UN coordinator urges public to help stave off ‘5th largest oil spill from a tanker in history’
Only days before emergency operations are scheduled to take place to head off a decaying oil tanker threat, a UN Humanitarian Coordinator has urged the public to help with funding to prevent a catastrophic oil spill in the Red Sea, as the work to transfer the oil to a safe vessel is already delayed because of insufficient funding.
The UN Resident and Humanitarian Coordinator for Yemen, David Gressly, in a post on Twitter from Sunday, 26 June 2022, called on the public to help “cross the finish line” to get the required funds in place for the first part of the operation to take place.
Back in September 2021, the United Nations’ senior management instructed Gressly to coordinate all efforts to mitigate the threat posed by an aging supertanker in an advanced state of decay, known as the FSO Safer, and strengthen contingency plans in the event of a catastrophic oil leak.

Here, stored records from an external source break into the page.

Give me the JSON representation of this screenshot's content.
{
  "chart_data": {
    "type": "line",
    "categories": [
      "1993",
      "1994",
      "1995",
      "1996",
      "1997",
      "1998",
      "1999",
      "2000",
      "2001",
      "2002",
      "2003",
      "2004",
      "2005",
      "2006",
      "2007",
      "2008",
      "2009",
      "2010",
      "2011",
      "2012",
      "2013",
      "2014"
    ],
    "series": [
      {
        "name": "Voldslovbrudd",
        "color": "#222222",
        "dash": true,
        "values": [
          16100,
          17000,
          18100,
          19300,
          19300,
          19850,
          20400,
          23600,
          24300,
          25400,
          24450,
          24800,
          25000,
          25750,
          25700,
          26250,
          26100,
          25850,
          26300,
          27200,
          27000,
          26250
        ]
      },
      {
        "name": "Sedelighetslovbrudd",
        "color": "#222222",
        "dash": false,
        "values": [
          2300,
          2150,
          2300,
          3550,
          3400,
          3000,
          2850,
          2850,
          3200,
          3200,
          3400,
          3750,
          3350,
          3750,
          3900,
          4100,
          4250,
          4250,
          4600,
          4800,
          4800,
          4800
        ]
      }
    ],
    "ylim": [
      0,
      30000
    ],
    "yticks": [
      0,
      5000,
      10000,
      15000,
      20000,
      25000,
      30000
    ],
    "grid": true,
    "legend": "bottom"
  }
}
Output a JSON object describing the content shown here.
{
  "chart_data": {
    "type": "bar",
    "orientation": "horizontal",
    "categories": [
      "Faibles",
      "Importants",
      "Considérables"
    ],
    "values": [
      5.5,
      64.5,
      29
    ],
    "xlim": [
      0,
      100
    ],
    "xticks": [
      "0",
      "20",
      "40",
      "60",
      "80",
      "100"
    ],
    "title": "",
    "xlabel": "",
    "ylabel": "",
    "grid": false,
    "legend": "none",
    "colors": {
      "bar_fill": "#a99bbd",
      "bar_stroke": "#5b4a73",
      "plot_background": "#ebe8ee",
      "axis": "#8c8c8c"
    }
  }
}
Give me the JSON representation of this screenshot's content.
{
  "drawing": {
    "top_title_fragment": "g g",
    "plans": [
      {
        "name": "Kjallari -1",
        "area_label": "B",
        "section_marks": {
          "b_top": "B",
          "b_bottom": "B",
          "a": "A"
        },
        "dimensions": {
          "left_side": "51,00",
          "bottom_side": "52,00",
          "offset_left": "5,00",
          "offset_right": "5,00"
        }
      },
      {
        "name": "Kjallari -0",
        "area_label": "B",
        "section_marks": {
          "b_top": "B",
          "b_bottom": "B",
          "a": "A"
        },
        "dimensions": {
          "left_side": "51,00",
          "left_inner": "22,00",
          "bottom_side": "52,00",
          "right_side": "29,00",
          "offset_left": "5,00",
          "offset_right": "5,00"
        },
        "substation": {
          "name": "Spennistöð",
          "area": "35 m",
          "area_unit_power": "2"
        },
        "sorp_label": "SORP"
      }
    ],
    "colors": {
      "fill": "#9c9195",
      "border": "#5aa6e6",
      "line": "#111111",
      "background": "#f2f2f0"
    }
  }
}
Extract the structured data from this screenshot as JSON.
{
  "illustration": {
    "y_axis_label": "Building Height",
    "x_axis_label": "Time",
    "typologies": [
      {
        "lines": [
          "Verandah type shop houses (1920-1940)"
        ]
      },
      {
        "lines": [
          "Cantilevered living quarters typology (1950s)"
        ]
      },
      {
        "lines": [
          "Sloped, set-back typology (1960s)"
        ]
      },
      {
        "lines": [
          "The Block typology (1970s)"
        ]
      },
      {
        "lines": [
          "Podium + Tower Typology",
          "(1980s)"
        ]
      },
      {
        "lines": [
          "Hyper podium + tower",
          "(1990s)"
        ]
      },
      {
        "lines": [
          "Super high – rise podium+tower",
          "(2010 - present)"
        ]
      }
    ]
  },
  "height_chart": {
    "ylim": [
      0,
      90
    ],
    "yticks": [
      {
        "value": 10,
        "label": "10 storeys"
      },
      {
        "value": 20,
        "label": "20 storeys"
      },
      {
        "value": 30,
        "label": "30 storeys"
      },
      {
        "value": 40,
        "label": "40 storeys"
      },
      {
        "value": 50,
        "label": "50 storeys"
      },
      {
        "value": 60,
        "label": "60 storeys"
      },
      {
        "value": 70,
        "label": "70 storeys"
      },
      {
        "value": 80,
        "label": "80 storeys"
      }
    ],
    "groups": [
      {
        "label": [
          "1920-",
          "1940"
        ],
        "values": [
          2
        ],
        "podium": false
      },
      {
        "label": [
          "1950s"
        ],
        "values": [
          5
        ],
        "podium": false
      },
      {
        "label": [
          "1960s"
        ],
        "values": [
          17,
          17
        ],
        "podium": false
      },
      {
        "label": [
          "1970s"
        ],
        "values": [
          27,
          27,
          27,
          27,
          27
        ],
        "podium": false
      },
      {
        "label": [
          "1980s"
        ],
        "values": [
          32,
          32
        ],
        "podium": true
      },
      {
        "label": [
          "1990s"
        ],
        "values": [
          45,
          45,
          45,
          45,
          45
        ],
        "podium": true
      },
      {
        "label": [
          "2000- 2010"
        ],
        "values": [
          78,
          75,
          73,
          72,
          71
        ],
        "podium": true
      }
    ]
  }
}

Following several months of discussions with all relevant stakeholders, an UN-coordinated operational plan was presented to address the threat. The UN says that the government of Yemen in Aden supports this initiative along with the Sana’a-based authorities, who control the area where the vessel is located. To this end, a memorandum of understanding (MoU) was signed with the Houthi stronghold Sana’a on 5 March, establishing a framework for cooperation in which the Sana’a authorities have committed to facilitating the success of the project.
The plan to address the threat posed by the FSO Safer comprises two critical tracks. This refers to the installation of a long-term replacement vessel or another capacity equivalent to the FSO within a target of 18 months. Since the situation is perceived to be too dangerous to wait for the replacement vessel, a four-month emergency operation by a global maritime salvage company is required to eliminate the immediate threat by transferring the oil from the FSO Safer to a secure temporary vessel.
However, as the implementation of this plan cannot start without donor funding, the goal is to raise funds to start the $80 million emergency operation to transfer oil from the FSO Safer to prevent an oil spill that could spell disaster for the region and beyond.
The two-track plan has an overall cost of $144 million, however, donors have pledged or contributed $40 million to the UN-coordinated plan to address the threat. Therefore, the UN’s implementation of the emergency rescue operation was delayed because of insufficient funding for the transfer operation as there is a $104 million gap in funding for the two-track plan, while $40 million is “most urgently needed” to start work on the emergency operation.
To bridge the funding gap and start the emergency operation, the UN launched a crowdfunding campaign earlier this month, which encourages people everywhere to contribute towards raising $5 million in individual donations by the end of this month so that work can start in July.
In October, increasingly volatile currents and high winds make the emergency operation more dangerous and increase the risk of the ship breaking up, thus, the UN outlines that “every day we wait for funding delays the start of the operation, bringing closer the day when the vessel will break apart.”
Moored off Yemen’s Red Sea coast, the FSO Safer contains more than a million barrels of oil and is considered to be beyond repair, as it could soon break apart or explode. This 376-metre-long FSO is among the largest tankers in the world and holds roughly four times the crude oil that was spilt during the Exxon Valdez disaster, off Alaska, in 1989. Therefore, the UN says that this is “enough to make it the 5th largest oil spill from a tanker in history.”
The FSO Safer has been anchored just a few miles off the Yemen coast for more than 30 years, but the war between the pro-government coalition and Houthi rebels saw offloading from the vessel, as well as maintenance, grind to a halt in 2015. Taking this into consideration, the UN says that “if we do not act now, the result will be an environmental and humanitarian catastrophe centred on the coast of a country already devasted by seven years of war.”
A massive oil spill threat like the one posed by the FSO Safer would “destroy pristine reefs, coastal mangroves and other sea life across the Red Sea, expose millions of people to highly polluted air, and cut off food, fuel and other life-saving supplies to Yemen, where 17 million people already need food aid,” emphasised the UN.
In such a case, coastal communities would be hit hardest with hundreds of thousands of jobs in the fishing industry becoming history almost overnight. The UN further elaborated that it would take 25 years for fish stocks to recover, while the cost of cleanup alone would be $20 billion and vital shipping through the Bab al-Mandab Strait to the Red Sea could be disrupted for an extended period, costing billions of dollars per day.
This sort of calamity would be a repeat of the Ever Given disaster, disrupting global trade just like this container ship did when it ran aground in the Suez Canal over a year ago.